Marginal distribution

In probability theory, given two jointly distributed random variables X and Y, the marginal distribution of X is simply the probability distribution of X ignoring information about Y, typically calculated by summing or integrating the joint probability distribution over Y.

For discrete random variables, the marginal probability mass function can be written as Pr(X = x). This is

$\Pr(X=x) = \sum_{y} \Pr(X=x,Y=y) = \sum_{y} \Pr(X=x|Y=y) \Pr(Y=y),$

where Pr(X = x,Y = y) is the joint distribution of X and Y, while Pr(X = x|Y = y) is the conditional distribution of X given Y.

Similarly for continuous random variables, the marginal probability density function can be written as pX(x).
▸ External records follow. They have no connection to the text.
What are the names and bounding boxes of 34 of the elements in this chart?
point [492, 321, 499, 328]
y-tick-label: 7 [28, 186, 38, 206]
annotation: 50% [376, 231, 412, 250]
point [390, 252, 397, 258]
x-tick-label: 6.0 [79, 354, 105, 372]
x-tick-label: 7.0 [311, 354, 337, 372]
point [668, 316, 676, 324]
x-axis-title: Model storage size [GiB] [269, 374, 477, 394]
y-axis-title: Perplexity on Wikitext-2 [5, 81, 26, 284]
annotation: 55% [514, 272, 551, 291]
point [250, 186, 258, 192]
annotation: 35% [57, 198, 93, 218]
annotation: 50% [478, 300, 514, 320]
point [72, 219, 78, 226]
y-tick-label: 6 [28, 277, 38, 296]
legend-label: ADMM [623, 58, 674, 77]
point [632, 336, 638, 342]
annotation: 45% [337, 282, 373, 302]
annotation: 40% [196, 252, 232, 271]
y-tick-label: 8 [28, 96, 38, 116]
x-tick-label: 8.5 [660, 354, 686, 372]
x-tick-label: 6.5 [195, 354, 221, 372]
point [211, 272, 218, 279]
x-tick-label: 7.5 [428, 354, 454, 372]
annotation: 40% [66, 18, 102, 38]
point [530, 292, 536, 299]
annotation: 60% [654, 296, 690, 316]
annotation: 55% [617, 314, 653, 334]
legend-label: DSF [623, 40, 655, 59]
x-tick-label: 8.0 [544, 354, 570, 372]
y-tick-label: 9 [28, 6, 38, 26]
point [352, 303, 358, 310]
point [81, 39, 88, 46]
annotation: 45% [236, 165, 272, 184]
This is

$p_{X}(x) = \int_y p_{X,Y}(x,y) \, dy = \int_y p_{X|Y}(x|y) \, p_Y(y) \, dy$

where pX,Y(x,y) gives the joint distribution of X and Y, while pX|Y(x|y) gives the conditional distribution for X given Y.

Why the name 'marginal'? One explanation is to imagine the p(x,y) in a 2D table such as a spreadsheet. The marginals are got by summing the columns (or rows) -- the column sum would then be written in the margin of the table, ie. the column at the side of the table.